Gördüm, elinde testi başında oyalı yazması, çiçekli entarisiyle yürüyor köylü kızı. Çeşme başı maşrapa, bir gülüyor, güller açıyor gül yüzünde, okkalı kaş, çukur yanaklar, eller beyaz, sağ ve sol şakağında tek ben, saçları salkım saçak, al yanaklı… Unutmak kolay mı sevda yüzünü? Bir derin kuyuya düşmüş Yusuf misali… Unutmak kolay mı köyüme giden yolları. Çektiğim tütünün tüten dumanı. Bu afaroz edilmiş avrupayi çocuklar. Her birinin yüzünde acı tebessüm. Çağın kölesi. En sade bakışın ve gülüşün doğallığın o büyük getirisi ve bana uzatırken bir bardak su, yüzünde belirir o tatlı tebessüm. Kır bahçesinin taşlı yolları, çeşme başında o narin kız.
Gördüm, kalbinin derin olduğunu. Gördü dağdaki çoban bile senin nazlı oluşunu. Koyun kurt ile anlaşmış haberin yok. Sen ki ninnilerle uyuttuğun beşikteki bebeni çağın getirisine kurban ettin. Unutuldu anneliğin unutuldu babalığın. Ey göz! Yaşların düştü yosma feleğe. Ölüm bile kurtaramaz artık seni.
Gördüm, saçlarına düşmüş beyazı, yüzünde beliren çizgileri, dudaklarında ki titremeyi. Ah benim zavallı gençliğim şu narsist feleğe boyun mu eğdin. Ah benim zavallı beşerim şu kahpe feleğe boyun mu eğdin.

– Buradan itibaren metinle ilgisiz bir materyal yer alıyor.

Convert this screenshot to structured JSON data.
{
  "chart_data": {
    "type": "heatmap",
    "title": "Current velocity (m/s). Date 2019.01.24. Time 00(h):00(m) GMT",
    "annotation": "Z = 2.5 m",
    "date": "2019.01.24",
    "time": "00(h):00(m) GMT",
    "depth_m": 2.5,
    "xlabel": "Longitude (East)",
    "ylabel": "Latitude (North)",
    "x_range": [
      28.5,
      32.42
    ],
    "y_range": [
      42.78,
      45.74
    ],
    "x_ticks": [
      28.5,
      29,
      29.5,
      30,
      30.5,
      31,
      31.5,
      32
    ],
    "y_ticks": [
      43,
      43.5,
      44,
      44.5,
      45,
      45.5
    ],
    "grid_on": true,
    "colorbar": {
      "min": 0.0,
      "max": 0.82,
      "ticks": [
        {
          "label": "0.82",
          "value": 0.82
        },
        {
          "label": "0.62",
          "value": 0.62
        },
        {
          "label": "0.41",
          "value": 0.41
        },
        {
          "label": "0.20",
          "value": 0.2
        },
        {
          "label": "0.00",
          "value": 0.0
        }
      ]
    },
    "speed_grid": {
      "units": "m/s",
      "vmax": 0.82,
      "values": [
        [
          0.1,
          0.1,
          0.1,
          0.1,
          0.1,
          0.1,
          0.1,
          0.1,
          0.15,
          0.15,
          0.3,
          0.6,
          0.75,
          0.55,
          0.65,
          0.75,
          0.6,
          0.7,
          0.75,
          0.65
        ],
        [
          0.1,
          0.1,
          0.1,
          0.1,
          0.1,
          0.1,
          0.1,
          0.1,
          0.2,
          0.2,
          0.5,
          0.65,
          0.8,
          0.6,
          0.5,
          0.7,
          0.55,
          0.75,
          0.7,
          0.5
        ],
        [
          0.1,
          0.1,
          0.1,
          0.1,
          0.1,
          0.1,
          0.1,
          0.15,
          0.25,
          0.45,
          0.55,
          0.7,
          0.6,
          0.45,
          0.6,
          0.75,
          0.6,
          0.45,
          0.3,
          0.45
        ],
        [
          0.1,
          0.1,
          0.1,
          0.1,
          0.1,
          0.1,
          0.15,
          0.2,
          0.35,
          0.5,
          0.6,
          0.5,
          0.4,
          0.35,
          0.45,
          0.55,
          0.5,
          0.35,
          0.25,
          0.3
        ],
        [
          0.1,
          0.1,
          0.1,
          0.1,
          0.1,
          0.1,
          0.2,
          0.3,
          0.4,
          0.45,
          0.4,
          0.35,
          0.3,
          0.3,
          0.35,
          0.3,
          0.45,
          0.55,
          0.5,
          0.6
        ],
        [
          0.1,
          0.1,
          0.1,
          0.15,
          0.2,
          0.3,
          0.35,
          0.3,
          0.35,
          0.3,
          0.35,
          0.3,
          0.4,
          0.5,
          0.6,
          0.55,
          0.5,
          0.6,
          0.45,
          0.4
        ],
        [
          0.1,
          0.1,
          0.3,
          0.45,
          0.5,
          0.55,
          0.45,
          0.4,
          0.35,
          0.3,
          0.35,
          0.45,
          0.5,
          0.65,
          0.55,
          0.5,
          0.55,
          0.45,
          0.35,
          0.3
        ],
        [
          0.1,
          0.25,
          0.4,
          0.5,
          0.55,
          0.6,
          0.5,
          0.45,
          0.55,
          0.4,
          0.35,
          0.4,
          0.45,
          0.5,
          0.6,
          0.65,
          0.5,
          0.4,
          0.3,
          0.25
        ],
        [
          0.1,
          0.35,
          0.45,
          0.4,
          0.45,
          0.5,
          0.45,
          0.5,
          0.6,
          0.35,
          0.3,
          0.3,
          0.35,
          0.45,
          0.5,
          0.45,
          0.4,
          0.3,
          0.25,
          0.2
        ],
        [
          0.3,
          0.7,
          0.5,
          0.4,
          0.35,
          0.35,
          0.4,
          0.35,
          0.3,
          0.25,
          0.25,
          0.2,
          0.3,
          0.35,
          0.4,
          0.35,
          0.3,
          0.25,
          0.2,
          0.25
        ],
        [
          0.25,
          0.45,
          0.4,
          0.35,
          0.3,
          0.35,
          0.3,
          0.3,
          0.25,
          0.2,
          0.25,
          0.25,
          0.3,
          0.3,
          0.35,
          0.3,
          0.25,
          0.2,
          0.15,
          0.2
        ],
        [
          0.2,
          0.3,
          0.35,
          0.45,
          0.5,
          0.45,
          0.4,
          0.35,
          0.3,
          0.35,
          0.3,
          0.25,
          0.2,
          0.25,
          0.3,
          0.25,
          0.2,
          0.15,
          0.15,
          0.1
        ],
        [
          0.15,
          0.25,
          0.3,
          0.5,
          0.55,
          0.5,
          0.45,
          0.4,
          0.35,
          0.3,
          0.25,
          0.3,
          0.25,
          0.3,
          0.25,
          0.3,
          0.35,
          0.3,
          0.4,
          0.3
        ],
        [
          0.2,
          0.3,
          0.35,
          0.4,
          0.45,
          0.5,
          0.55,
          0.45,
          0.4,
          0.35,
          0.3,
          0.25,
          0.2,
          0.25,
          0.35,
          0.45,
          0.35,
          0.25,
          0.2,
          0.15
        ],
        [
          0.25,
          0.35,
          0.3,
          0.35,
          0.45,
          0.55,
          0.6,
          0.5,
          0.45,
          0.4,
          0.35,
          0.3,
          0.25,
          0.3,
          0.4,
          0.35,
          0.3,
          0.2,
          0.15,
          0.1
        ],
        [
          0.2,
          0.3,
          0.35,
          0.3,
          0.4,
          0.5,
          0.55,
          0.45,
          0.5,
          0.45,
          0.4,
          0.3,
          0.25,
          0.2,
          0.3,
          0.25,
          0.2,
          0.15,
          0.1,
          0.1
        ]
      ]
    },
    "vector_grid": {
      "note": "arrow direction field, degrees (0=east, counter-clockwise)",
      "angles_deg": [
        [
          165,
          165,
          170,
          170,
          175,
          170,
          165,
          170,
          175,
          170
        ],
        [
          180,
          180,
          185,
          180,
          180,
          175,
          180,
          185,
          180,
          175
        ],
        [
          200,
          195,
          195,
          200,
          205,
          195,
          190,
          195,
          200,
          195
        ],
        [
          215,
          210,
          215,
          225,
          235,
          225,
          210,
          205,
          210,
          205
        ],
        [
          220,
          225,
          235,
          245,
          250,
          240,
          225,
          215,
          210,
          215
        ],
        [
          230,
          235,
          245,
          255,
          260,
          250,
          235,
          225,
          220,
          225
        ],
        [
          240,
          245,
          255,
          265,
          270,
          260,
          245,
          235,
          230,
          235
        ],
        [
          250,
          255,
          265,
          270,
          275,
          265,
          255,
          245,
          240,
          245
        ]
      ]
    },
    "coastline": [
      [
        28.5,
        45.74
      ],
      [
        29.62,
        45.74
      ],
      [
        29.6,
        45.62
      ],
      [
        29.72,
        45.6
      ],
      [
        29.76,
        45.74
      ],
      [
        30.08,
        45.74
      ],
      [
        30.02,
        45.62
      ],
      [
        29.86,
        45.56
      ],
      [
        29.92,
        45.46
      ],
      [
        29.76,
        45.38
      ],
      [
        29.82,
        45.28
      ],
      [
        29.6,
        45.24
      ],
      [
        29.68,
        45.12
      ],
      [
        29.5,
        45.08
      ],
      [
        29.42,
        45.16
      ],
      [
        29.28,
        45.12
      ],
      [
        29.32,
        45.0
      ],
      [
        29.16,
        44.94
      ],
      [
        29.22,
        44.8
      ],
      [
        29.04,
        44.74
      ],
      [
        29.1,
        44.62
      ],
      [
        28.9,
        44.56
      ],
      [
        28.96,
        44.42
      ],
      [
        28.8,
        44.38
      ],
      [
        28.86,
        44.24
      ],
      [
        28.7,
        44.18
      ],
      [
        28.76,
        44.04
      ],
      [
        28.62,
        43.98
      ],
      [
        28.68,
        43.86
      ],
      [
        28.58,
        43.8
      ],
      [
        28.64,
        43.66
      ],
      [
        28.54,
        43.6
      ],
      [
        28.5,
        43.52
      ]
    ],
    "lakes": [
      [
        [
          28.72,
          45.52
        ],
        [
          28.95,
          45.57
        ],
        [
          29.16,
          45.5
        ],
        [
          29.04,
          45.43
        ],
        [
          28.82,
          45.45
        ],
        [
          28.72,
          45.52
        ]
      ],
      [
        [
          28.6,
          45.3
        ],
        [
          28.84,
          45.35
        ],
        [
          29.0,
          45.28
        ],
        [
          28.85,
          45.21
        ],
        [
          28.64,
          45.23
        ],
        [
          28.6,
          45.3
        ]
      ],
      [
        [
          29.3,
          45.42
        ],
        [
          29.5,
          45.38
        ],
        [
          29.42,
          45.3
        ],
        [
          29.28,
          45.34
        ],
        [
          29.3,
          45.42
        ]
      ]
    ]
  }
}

Gördüm toprağa düşen bedenini. Sen ki toprağa girerken. Kabrinden geçer bir köylü kızı. Elleri kınalı saçları salkım saçak. Örter beyaz yazmasını. Açar ellerini havaya. Eder son duasını…
Birilerini ve bir şeyleri anımsattı bu kelimeler…
Birisini ve bir şeyleri anımsattı bu kelimeler…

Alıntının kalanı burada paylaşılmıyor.